— En es-tu certain ?
— Eustache me l’a dit… il éprouvait même… sans savoir pourquoi, de l’éloignement pour le gouverneur… Cela ne m’a pas surpris… Eustache… n’aimait que moi…
— Lui… et il t’a tué !… Parle, et je te le jure par Hésus ! je te garde le secret… sinon… non…
— Je parlerai… mais ton silence sur cette chose ne me suffit pas. Vingt fois j’ai proposé à mon ami Eustache de partager ma bourse avec lui… il a répondu à mes offres par des injures… Ah ! ce n’est pas une âme vénale… que la sienne… il n’a pas d’argent… comment pourra-t-il fuir ?…
— Je favoriserai sa fuite… j’aurai hâte de délivrer le camp et la ville de la présence d’un pareil monstre !
— Un monstre ! — murmura Marion d’un ton de douloureux reproche. — Tu n’as que ce mot-là à la bouche… un monstre !…
— Comment et à propos de quoi t’a-t-il frappé ?
— Depuis mon acclamation comme chef… nous…
Mais, s’interrompant, Marion ajouta :
— Tu me jures de favoriser la fuite d’Eustache ?
— Par Hésus, je te le jure ! Mais achève…

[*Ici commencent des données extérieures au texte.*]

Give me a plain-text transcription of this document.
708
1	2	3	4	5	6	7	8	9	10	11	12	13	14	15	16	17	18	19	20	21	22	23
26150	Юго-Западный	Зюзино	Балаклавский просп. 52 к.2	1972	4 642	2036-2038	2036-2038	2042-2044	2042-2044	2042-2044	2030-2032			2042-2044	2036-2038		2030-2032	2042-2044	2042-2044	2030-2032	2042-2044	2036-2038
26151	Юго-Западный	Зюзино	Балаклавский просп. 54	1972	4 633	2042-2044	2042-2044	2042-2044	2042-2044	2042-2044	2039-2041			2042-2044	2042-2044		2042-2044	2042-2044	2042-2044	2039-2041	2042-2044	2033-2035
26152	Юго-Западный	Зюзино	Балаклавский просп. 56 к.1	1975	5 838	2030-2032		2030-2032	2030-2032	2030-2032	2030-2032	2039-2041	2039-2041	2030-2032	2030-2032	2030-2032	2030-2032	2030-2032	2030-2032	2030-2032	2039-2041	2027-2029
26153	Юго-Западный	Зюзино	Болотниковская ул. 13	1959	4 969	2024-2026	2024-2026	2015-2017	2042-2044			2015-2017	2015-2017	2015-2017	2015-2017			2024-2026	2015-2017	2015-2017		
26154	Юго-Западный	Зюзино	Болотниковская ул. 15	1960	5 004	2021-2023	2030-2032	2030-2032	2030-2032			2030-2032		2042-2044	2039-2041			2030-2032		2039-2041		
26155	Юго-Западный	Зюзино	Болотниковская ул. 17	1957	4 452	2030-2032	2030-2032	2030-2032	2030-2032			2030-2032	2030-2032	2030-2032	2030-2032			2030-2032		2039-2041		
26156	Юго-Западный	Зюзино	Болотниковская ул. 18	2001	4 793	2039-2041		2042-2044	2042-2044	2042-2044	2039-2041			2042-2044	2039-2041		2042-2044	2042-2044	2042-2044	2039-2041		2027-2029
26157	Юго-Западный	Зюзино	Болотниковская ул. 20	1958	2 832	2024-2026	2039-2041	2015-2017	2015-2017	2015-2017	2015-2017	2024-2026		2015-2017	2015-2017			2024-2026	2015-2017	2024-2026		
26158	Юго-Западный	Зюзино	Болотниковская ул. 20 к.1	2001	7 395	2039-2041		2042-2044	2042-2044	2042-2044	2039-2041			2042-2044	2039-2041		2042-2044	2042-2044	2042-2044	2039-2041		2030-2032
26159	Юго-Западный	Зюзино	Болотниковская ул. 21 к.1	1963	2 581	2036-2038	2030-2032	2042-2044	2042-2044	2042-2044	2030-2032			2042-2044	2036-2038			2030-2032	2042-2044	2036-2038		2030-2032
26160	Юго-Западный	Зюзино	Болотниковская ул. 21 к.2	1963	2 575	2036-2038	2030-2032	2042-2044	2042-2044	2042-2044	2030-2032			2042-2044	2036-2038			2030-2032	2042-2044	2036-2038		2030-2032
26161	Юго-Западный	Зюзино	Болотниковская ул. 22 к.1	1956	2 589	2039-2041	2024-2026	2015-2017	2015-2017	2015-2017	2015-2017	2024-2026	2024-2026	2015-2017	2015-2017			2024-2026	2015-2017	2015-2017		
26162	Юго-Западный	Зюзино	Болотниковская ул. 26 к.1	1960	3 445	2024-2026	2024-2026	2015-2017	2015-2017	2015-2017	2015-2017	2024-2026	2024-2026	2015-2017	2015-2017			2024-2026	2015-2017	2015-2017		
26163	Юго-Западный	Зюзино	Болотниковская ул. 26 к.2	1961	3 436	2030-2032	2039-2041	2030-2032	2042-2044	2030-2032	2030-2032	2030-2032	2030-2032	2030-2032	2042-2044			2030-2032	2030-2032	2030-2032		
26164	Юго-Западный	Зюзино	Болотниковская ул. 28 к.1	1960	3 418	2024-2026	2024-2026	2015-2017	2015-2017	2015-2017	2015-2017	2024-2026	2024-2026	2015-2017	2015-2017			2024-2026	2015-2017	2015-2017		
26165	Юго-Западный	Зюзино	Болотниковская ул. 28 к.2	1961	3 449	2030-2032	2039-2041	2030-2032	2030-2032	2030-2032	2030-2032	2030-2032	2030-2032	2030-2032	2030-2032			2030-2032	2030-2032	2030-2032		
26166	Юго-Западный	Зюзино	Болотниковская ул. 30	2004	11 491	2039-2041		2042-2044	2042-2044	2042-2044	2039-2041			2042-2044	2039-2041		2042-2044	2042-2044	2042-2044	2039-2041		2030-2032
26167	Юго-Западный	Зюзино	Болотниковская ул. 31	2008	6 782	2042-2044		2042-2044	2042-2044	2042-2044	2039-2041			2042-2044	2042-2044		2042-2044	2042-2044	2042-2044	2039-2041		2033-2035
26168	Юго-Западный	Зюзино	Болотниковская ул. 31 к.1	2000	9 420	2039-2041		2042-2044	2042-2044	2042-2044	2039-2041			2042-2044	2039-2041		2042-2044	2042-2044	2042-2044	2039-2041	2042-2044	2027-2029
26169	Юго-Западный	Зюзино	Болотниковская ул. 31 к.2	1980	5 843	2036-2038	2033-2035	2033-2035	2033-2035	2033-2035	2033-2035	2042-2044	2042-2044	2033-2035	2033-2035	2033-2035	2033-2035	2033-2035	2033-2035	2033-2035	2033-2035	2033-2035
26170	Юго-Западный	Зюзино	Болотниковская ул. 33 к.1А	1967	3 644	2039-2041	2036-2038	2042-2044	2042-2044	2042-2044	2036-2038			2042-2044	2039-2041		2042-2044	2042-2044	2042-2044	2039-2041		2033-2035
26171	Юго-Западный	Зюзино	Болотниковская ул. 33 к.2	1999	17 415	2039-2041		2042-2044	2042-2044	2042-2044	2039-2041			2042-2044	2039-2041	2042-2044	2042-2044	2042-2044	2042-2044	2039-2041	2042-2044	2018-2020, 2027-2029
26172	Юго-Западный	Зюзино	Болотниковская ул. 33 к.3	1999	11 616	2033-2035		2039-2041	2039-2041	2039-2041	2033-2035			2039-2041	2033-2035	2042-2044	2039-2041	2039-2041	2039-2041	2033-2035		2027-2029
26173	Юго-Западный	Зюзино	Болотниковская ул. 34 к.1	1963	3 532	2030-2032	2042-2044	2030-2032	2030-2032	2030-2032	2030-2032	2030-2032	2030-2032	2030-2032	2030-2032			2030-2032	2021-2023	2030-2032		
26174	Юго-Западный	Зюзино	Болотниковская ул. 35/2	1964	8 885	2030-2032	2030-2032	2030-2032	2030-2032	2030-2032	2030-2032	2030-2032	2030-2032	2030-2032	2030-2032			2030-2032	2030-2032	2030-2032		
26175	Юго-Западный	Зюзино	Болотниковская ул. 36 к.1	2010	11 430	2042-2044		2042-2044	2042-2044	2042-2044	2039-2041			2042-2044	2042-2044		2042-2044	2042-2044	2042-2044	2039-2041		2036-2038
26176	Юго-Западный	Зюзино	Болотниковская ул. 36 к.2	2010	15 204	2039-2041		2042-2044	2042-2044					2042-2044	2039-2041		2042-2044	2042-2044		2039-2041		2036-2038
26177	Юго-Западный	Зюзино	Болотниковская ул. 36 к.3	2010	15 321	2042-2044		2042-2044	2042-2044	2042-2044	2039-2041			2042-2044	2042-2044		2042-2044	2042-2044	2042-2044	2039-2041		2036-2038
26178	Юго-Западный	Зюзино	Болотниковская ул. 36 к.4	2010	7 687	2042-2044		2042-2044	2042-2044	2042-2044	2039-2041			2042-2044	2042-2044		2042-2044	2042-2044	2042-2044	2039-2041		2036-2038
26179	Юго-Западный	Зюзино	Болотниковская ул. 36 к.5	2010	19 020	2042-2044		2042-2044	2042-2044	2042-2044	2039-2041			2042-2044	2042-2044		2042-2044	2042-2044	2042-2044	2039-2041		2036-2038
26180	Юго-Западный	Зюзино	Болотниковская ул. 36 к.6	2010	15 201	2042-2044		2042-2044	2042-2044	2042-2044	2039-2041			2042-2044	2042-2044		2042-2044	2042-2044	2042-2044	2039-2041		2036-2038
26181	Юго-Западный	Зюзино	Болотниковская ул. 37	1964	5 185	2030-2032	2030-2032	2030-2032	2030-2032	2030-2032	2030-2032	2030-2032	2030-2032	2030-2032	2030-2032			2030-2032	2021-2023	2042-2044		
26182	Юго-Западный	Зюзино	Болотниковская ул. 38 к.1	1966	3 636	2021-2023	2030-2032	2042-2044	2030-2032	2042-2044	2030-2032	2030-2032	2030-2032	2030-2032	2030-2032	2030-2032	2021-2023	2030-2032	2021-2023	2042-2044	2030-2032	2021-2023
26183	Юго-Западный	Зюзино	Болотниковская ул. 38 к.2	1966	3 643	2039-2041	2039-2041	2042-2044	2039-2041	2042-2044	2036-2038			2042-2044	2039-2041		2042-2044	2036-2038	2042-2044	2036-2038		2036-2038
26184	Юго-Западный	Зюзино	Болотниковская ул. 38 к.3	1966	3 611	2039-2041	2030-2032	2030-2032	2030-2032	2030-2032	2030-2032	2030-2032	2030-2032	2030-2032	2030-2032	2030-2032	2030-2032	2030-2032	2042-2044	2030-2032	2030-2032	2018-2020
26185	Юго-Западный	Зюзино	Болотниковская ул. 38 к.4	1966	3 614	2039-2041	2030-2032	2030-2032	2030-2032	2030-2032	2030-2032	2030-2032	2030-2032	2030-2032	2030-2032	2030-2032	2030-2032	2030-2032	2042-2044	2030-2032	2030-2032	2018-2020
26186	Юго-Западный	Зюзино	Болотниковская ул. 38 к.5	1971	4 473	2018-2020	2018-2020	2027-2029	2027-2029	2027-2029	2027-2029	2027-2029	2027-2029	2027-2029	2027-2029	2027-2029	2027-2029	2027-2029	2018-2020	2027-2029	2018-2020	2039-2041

— Depuis mon acclamation comme chef de la Gaule… et général (ah ! combien j’avais donc raison… de refuser cette peste d’élévation… c’était sûrement un pressentiment…) mon ami Eustache était devenu encore plus hargneux, plus bourru… que d’habitude… il craignait, la pauvre âme… que mon élévation ne me rendît fier… Moi, fier…
Puis, s’interrompant encore, Marion ajouta en agitant çà et là ses mains autour de lui…
— Scanvoch, où es-tu ?
— Là, — lui ai-je dit en pressant entre les miennes sa main déjà froide. — Je suis là, près de toi…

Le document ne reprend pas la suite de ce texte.